Taking advantage of the continuing warm weather we paid a visit to Lockhart and the nearby state park. The downtown has several funky stores and the courthouse is a genuine work of art. As usual, I read my book while Judy wandered through the stores, collecting interesting things to give as gifts next Christmas. It's never too early to go Christmas shopping.

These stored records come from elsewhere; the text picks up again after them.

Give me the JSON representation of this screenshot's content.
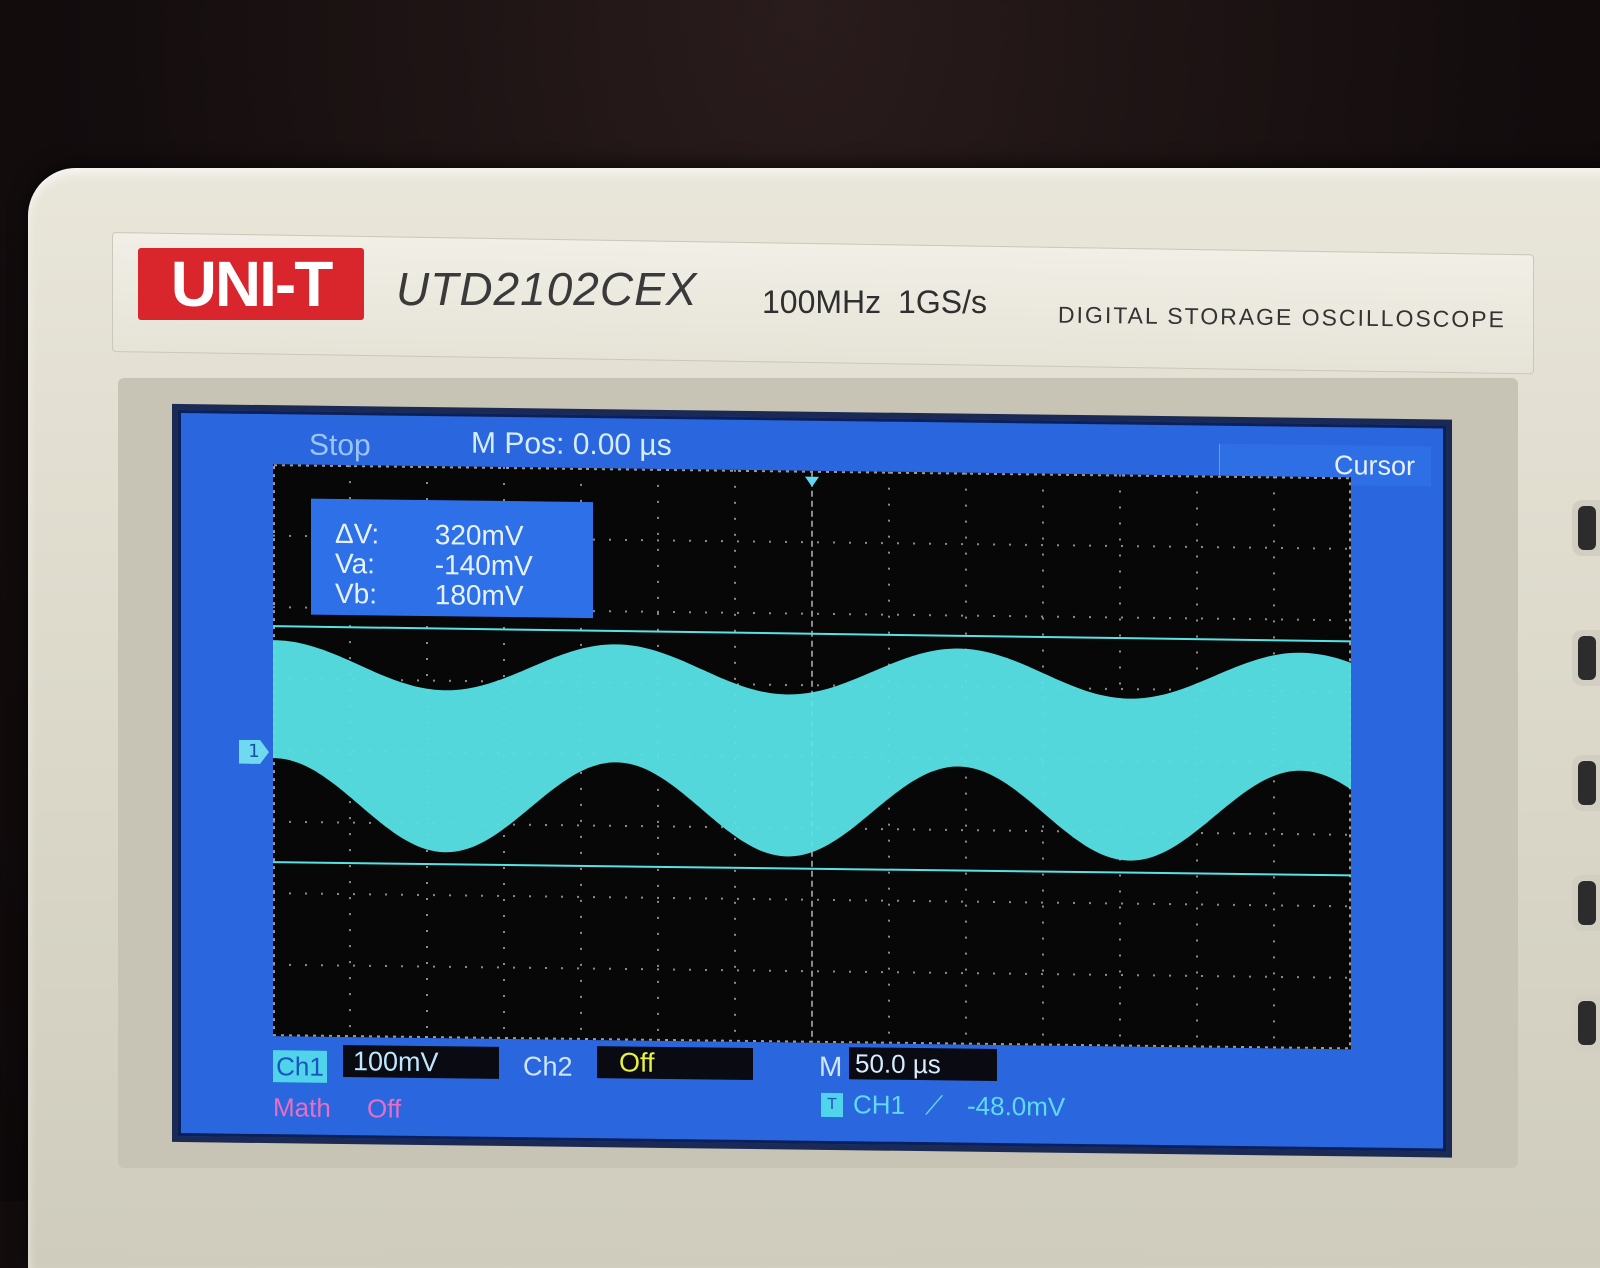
{
  "device": {
    "brand": "UNI-T",
    "model": "UTD2102CEX",
    "specs": "100MHz  1GS/s",
    "type": "DIGITAL STORAGE OSCILLOSCOPE"
  },
  "screen": {
    "status": "Stop",
    "mpos": "M Pos: 0.00 µs",
    "menu_button": "Cursor",
    "cursor_readout": {
      "delta_label": "ΔV:",
      "delta_value": "320mV",
      "va_label": "Va:",
      "va_value": "-140mV",
      "vb_label": "Vb:",
      "vb_value": "180mV"
    },
    "channel_marker": "1",
    "ch1": {
      "label": "Ch1",
      "scale": "100mV"
    },
    "ch2": {
      "label": "Ch2",
      "scale": "Off"
    },
    "timebase": {
      "label": "M",
      "value": "50.0 µs"
    },
    "math": {
      "label": "Math",
      "value": "Off"
    },
    "trigger": {
      "icon": "T",
      "source": "CH1",
      "slope": "⟋",
      "level": "-48.0mV"
    },
    "colors": {
      "trace": "#57e3e6",
      "background": "#2a67de",
      "ch2_value": "#e8f23c",
      "math": "#e86ec4"
    }
  }
}
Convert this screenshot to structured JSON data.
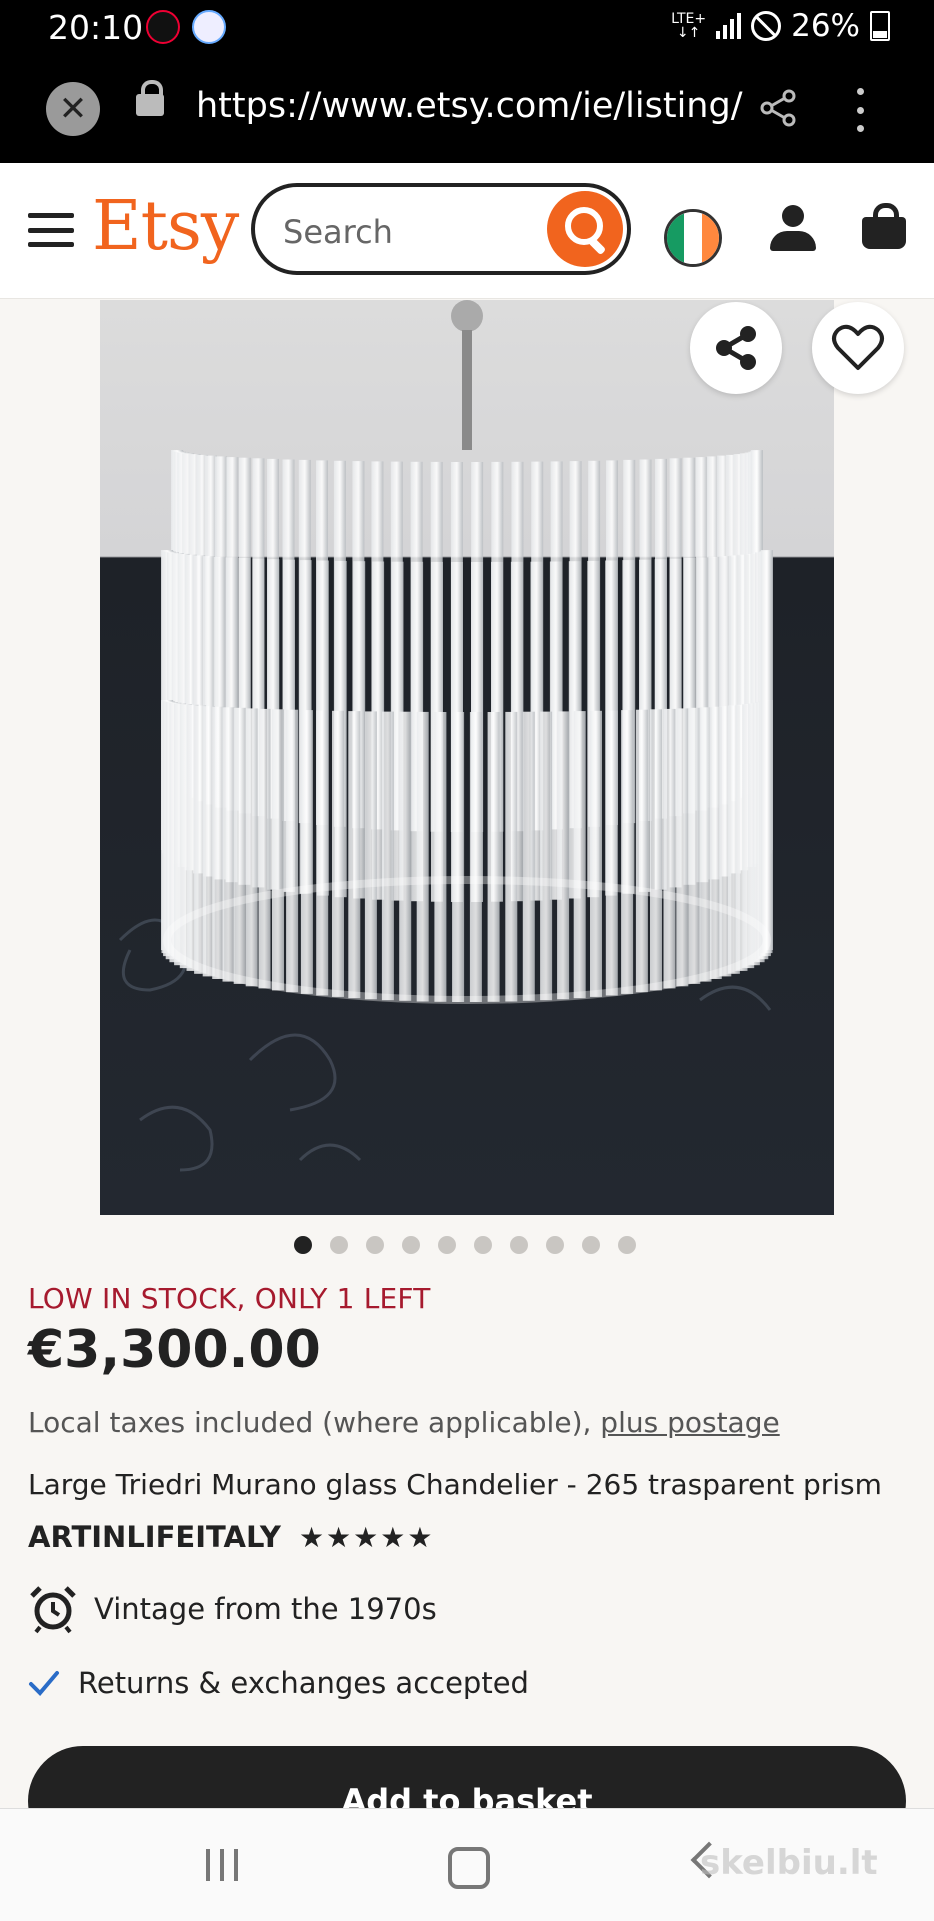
{
  "status_bar": {
    "time": "20:10",
    "network": "LTE+",
    "battery": "26%"
  },
  "browser": {
    "url": "https://www.etsy.com/ie/listing/"
  },
  "header": {
    "logo": "Etsy",
    "search_placeholder": "Search",
    "brand_color": "#f1641e"
  },
  "gallery": {
    "image_count": 10,
    "active_index": 0
  },
  "product": {
    "stock_notice": "LOW IN STOCK, ONLY 1 LEFT",
    "price": "€3,300.00",
    "taxes_text": "Local taxes included (where applicable), ",
    "postage_link": "plus postage",
    "title": "Large Triedri Murano glass Chandelier - 265 trasparent prism",
    "shop_name": "ARTINLIFEITALY",
    "rating_stars": "★★★★★",
    "vintage_text": "Vintage from the 1970s",
    "returns_text": "Returns & exchanges accepted",
    "add_to_basket_label": "Add to basket"
  },
  "watermark": "skelbiu.lt",
  "colors": {
    "stock_red": "#a61a2e",
    "check_blue": "#2a6cc7",
    "dark": "#222222"
  }
}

The Town Hall in Lockhart is a really beautiful piece of architecture. Seeing the top of it as we drove by was why we detoured to find out what the rest of the building looked like.

San Antonio, Again

We went back in February with a friend, so here are some more pictures.

Cascade Caverns

There are several caves within driving distance of Austin, so this one is the Cascade Caverns. Of course I found another cute kid to add to my collection.

The Austin Crew

Grandson Franti is practicing to become a Man in Black. Note he already has his moll picked out. The other beautiful ladies are daughter Raina, Franti's mall Lilly and the up-and-coming beautiful ladies of the next generation.

Bonsai

On our way back from a concert we saw a little sign for the Central Texas Bonsai Exhibit. This is a really cool place with hundreds of bonsai trees to look at and to buy. They also have some very nice hand-made jewelry available. We had a very nice time talking to Chuck, the man who makes it all happen - he has a true love for the art

Just Some More Pictures

In case you can't pay your hospital bill, there's help nearby.

The Kerrville Folk Festival is one of the granddaddies of the festival scene. We spent a week there and wished we could stay for the other two weeks.

As we packed up to leave, I found we had a flat tire on the RV. Changing a tire on the RV is a pain, but I got out the 8 ton jack and crawled under the thing and started pumping the handle. All that did was drive the jack into the soft dirt, so I removed the jack, put a big hunk of wood under it and pumped once again. Eventually the tire lifted, I unbolted it and took it off to find a 2x4 with a big stinkin' nail buried deep in the tire. In all the acres we could have set up in, I had to find that nail!

Naturally, the wheel wasn't high enough to mount the inflated tire, so I had to prop the axle up, release the jack, add some more wood and pump some more. Those last couple of inches are a real pain, especially flat on your belly under an RV.

Two hours later we finally left, Perhaps the Music Gods were telling us we should have stayed longer.

And a few more miscellaneous pictures just for fun.

Fathers and sons for Father's day.

And last but not least, an all-wood trailer that stayed in our RV park for a few days.